Dacic and Deputy Premier Aleksandar Vucic introduced the nine new members of the 13-month-old cabinet today, a month after ejecting Mladjan Dinkic, who ran a combined Finance and Economy Ministry, and his party from the government. Lawmakers yesterday approved splitting Dinkic’s former ministry in two.
Political leaders need to carry out budget cuts to win aid from the International Monetary Fund and convince Serbs who live in Kosovo to take part in local November elections as they prepare to start talks on EU membership. They also need to persuade investors after two recessions in three years left one in four workers jobless and pushed borrowing costs through the 7 percent threshold that triggered bailouts in the euro area.
“We are still facing a difficult period, a complex global situation, a struggle for a just Kosovo solution, the halt of economic decline and a fight for every single new job,” Dacic told lawmakers in Belgrade. “That’s why I ask you to support the appointment of new members of the government.”

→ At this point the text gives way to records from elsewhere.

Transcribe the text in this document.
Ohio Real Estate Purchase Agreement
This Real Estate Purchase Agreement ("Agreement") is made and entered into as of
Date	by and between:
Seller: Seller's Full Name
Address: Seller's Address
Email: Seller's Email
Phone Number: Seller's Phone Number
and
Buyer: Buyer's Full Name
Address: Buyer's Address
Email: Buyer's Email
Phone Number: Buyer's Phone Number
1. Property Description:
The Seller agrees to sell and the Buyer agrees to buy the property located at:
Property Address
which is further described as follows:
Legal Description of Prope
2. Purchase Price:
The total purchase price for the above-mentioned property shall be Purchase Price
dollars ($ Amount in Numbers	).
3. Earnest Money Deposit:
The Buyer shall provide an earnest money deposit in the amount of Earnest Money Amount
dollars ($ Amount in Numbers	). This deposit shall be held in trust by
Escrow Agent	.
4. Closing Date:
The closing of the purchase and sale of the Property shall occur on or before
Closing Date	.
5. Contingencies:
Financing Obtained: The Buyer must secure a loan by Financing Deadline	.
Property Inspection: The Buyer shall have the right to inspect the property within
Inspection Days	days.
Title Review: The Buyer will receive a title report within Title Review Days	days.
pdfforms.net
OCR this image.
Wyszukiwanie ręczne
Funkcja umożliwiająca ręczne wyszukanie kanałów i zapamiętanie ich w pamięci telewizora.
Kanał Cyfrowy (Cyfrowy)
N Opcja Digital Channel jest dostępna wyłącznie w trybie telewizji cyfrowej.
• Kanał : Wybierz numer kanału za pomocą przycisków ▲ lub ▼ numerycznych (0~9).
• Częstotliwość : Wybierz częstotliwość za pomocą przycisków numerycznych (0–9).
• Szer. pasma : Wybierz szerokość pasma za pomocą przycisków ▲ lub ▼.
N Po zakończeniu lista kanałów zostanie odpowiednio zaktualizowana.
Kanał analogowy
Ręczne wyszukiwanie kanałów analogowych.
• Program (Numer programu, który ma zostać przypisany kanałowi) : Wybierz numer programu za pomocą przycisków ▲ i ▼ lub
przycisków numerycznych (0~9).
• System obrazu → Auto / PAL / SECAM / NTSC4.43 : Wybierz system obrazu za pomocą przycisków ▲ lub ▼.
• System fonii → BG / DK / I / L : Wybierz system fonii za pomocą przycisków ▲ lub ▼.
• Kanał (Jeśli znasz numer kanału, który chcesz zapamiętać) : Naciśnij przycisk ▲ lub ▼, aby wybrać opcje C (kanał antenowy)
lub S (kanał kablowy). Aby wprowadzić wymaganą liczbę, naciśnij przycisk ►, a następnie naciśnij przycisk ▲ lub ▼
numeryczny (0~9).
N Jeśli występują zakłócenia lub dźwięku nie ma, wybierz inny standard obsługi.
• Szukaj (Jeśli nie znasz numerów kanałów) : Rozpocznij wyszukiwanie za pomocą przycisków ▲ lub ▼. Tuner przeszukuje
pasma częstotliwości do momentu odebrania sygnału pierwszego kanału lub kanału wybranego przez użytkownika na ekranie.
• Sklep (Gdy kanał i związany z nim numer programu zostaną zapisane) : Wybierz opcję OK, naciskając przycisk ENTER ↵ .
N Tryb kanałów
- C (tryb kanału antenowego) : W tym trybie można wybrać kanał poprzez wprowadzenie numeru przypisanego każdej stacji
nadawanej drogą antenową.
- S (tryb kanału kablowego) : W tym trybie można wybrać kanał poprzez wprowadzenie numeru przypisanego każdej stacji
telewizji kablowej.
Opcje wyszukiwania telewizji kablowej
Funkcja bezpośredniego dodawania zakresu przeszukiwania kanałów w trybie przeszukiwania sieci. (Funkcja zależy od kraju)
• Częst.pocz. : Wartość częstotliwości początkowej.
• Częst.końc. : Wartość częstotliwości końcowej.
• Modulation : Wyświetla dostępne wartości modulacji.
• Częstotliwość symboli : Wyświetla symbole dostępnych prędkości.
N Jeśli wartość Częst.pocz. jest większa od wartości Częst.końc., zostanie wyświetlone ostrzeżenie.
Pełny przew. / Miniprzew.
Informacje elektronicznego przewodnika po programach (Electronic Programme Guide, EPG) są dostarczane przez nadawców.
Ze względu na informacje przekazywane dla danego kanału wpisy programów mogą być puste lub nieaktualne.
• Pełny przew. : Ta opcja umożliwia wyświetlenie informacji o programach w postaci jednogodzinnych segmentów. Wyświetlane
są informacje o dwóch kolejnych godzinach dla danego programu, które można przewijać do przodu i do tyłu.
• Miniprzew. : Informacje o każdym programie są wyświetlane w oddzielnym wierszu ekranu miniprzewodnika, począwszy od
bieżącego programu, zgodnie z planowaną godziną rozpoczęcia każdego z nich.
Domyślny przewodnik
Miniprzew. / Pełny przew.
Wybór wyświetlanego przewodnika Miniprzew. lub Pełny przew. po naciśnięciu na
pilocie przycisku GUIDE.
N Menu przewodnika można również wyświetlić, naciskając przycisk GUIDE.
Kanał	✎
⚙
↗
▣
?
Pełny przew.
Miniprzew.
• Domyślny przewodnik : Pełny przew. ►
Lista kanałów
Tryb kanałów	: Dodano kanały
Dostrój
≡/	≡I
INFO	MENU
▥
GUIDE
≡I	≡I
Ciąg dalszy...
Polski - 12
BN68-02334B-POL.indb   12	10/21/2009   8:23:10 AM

Vucic’s poll-leading Serbian Progressive Party is pushing for spending cuts, including public wages and pensions, a plan opposed by Dacic’s Socialist Party and its Pensioners Party allies. He will promote his plans through incoming Finance Minister Lazar Krstic, a former McKinsey & Co. associate, who will attempt to sell Serbia as a safer investment.
The vote scheduled for tomorrow has already been delayed by more than a week after the prime minister’s party failed to agree on its own list of nominees and prompted its larger ruling partner to threaten early elections.
“November elections in Kosovo are their first test, followed by January, when we will see if Serbia opens talks with the European Union,” Predrag Simic, a political analyst in Belgrade, said by phone yesterday. “By that time they need to do something with the economy. If not, we will have elections sooner than anyone would have thought.”
The government needs 1.6 billion euros ($2.1 billion) to 1.7 billion euros to get it through the end of the year, Milojko Arsic, the chief economist at the Foundation for Advancement of Economics, said in an interview on Aug. 26.
Yields on 10-year Eurobonds maturing in 2021 rose 4 basis points, or 0.04 percentage point, this week to 7.209 percent by 11:52 a.m. in Belgrade. The dinar has weakened 0.23 percent this week to 114.5075 to the euro, according to data compiled by Bloomberg.
Foreign investors are looking for a stable government for uninterrupted progress toward EU accession and smooth market financing, “but market logic sometimes does not work when applied to Serbian politics, where big political egos play more dominant roles,” Timothy Ash, the chief emerging-markets economist at Standard Bank in London, said in a note to clients yesterday.